On July 31, with the St. Louis Cardinals — the team with the best record in the National League — in town, the Dodgers announced a crowd of 44,543 on a day the stands appeared closer to half-empty at the 56,000-seat stadium. They also announced attendance of 47,877 for a game three days earlier against the Cincinnati Reds, but huge chunks of the right-field pavilion and the new luxury seats beyond third base were unoccupied, with blocks of empty seats sprinkled throughout each level of the stadium….

National League teams announced an actual turnstile count through 1992, MLB spokesman Rich Levin said. But the National League and American League have since consolidated business operations, and Major League Baseball defines attendance as “tickets sold,” not “tickets used.”

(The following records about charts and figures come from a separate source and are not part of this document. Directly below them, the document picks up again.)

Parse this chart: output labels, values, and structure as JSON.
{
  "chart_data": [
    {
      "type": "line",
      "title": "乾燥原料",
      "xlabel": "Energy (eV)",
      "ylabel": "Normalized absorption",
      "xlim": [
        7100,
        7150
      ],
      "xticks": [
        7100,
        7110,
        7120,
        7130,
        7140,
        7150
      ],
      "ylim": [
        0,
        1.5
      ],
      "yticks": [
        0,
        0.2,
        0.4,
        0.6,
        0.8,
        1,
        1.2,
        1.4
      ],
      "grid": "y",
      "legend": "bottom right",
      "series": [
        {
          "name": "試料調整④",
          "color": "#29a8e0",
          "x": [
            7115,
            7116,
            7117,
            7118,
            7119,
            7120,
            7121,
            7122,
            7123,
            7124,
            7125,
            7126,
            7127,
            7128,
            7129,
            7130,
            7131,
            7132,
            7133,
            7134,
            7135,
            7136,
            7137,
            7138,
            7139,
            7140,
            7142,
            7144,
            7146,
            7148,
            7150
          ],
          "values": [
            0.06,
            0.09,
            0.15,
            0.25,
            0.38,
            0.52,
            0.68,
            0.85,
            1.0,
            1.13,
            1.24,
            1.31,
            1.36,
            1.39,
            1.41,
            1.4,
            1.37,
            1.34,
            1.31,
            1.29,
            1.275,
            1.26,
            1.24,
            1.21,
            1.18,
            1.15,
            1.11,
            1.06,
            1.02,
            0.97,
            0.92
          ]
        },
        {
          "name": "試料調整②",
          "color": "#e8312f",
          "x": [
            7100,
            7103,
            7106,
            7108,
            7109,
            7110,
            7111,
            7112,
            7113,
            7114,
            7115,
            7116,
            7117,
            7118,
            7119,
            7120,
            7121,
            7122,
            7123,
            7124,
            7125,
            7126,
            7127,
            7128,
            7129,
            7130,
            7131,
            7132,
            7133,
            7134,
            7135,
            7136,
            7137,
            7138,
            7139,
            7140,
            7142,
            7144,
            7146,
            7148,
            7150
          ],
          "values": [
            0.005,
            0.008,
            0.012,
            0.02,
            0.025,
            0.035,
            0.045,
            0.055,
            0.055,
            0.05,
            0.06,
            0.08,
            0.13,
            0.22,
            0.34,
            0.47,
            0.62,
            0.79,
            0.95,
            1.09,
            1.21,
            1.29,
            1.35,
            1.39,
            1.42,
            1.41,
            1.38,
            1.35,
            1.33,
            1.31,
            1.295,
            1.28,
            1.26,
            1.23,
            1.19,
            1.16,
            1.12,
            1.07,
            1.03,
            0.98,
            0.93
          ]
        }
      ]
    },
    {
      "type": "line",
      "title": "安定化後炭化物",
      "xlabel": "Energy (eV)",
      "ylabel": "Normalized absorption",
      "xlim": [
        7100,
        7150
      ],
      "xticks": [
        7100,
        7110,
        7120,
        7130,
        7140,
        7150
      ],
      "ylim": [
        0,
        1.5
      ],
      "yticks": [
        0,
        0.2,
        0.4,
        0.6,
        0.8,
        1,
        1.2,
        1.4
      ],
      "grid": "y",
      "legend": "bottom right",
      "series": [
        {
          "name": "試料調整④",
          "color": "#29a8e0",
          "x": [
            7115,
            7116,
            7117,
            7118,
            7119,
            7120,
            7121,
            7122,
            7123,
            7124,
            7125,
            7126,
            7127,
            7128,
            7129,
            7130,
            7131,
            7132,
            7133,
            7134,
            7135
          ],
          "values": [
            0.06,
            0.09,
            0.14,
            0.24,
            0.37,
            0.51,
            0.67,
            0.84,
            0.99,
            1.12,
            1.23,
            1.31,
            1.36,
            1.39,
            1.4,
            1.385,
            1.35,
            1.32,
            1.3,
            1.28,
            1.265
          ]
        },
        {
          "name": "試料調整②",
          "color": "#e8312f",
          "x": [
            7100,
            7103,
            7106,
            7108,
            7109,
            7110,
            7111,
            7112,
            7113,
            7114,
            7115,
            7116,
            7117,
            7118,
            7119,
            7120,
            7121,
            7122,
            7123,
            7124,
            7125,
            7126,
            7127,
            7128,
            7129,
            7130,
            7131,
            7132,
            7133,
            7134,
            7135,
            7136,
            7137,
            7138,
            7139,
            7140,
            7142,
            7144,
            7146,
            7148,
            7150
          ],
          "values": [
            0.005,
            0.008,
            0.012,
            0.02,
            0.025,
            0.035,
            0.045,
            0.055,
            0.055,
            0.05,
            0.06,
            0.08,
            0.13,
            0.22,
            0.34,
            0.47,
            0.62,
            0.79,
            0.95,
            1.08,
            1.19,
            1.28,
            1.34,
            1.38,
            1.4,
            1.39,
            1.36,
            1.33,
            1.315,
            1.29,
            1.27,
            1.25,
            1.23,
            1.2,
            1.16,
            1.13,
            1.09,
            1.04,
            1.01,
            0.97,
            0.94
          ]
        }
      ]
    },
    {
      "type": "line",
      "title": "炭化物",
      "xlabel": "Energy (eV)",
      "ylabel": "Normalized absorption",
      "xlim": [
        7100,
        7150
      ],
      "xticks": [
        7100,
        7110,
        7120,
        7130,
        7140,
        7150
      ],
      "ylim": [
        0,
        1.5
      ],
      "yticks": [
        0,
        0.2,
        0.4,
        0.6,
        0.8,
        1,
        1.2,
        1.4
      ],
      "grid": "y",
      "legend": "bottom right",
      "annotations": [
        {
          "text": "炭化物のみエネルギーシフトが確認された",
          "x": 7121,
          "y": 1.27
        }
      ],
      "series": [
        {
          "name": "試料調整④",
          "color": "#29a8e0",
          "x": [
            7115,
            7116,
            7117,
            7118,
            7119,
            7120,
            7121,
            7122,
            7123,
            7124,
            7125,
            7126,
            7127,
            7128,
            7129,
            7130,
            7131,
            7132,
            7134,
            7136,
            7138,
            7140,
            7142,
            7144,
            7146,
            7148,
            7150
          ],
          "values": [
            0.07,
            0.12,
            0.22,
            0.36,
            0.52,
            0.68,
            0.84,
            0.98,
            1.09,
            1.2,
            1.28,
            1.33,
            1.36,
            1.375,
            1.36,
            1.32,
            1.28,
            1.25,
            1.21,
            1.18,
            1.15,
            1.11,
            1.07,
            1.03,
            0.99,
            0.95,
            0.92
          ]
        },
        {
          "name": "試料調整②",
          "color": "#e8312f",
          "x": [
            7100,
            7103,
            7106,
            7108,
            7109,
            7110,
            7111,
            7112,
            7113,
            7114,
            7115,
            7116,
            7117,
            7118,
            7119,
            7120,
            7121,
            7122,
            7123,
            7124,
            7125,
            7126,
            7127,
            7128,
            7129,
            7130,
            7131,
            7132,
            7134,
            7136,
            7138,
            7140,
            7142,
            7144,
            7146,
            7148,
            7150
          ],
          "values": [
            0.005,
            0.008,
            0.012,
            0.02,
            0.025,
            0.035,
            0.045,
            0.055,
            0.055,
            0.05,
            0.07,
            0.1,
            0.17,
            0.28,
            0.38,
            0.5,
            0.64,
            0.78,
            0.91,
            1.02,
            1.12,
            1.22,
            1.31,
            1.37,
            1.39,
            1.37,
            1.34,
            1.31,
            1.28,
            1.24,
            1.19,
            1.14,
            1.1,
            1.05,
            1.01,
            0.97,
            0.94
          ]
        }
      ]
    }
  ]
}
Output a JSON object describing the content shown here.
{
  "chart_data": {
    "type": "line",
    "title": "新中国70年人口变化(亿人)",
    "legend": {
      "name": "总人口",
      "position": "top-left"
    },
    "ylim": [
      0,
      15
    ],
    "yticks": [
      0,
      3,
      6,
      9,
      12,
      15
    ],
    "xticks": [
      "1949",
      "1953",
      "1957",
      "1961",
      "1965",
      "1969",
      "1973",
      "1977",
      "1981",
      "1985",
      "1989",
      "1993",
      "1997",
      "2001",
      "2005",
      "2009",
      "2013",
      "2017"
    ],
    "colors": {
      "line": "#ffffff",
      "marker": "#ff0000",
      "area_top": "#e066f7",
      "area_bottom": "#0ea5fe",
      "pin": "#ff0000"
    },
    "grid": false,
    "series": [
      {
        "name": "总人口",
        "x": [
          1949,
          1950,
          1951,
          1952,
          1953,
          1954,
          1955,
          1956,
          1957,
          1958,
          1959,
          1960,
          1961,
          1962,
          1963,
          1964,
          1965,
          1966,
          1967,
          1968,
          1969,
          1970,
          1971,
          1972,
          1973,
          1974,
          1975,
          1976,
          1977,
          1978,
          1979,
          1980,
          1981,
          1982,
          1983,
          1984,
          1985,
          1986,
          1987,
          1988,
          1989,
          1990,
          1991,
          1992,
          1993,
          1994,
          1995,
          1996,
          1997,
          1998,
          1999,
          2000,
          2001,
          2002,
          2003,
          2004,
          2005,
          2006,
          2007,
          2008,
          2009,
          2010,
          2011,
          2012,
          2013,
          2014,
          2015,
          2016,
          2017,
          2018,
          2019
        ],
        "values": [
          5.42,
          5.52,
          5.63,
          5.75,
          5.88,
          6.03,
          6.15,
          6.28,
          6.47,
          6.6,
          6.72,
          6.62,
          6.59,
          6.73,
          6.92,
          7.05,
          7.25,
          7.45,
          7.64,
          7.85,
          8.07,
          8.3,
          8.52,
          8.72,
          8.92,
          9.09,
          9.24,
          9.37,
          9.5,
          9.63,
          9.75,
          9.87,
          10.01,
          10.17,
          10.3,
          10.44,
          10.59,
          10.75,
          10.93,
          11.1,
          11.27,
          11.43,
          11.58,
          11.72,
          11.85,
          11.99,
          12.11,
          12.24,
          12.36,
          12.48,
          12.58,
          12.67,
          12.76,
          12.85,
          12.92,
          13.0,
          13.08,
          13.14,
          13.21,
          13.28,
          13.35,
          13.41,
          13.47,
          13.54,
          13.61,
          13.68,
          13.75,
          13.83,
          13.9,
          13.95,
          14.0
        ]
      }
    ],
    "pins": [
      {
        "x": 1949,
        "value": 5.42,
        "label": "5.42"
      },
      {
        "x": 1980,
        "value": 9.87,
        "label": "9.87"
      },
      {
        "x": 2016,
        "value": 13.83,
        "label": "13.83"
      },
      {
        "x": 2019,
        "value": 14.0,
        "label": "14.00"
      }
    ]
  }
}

“It’s because of revenue sharing,” Levin said. “That’s what we use in our official count.”

Bill Shaikin, L.A. Times, Aug. 23, 2005.

Dear everybody,

Very often a baseball team announces an attendance for a game that seems way higher than the number of people who are actually at the game. I realize this is funny or strange or concerning to you, so you note it in your blog or newspaper column or talk-radio monologue. But for better or worse, Major League teams announce the paid attendance at games — the number of tickets sold, not the number of asses in seats — and have, I believe, for every game since 1992.

So if the paid attendance figure seems to have no bearing on the number of people actually in attendance at a ballgame, you can feel free to either dismiss it entirely, or note it and mention without snark that the figure represents tickets sold, as per standard baseball practice and not any conspiracy peculiar to that baseball team.

I know you’re not actually listening to me, everybody, but I wish you would because you just keep bringing up this same distinction between announced attendance and actual attendance like you’re the first person to ever notice it, when meanwhile Maury Brown wrote a whole thing last year explaining why it happens and how it’s actually worse in other sports.

Good day, and I look forward to seeing photographs of your cats.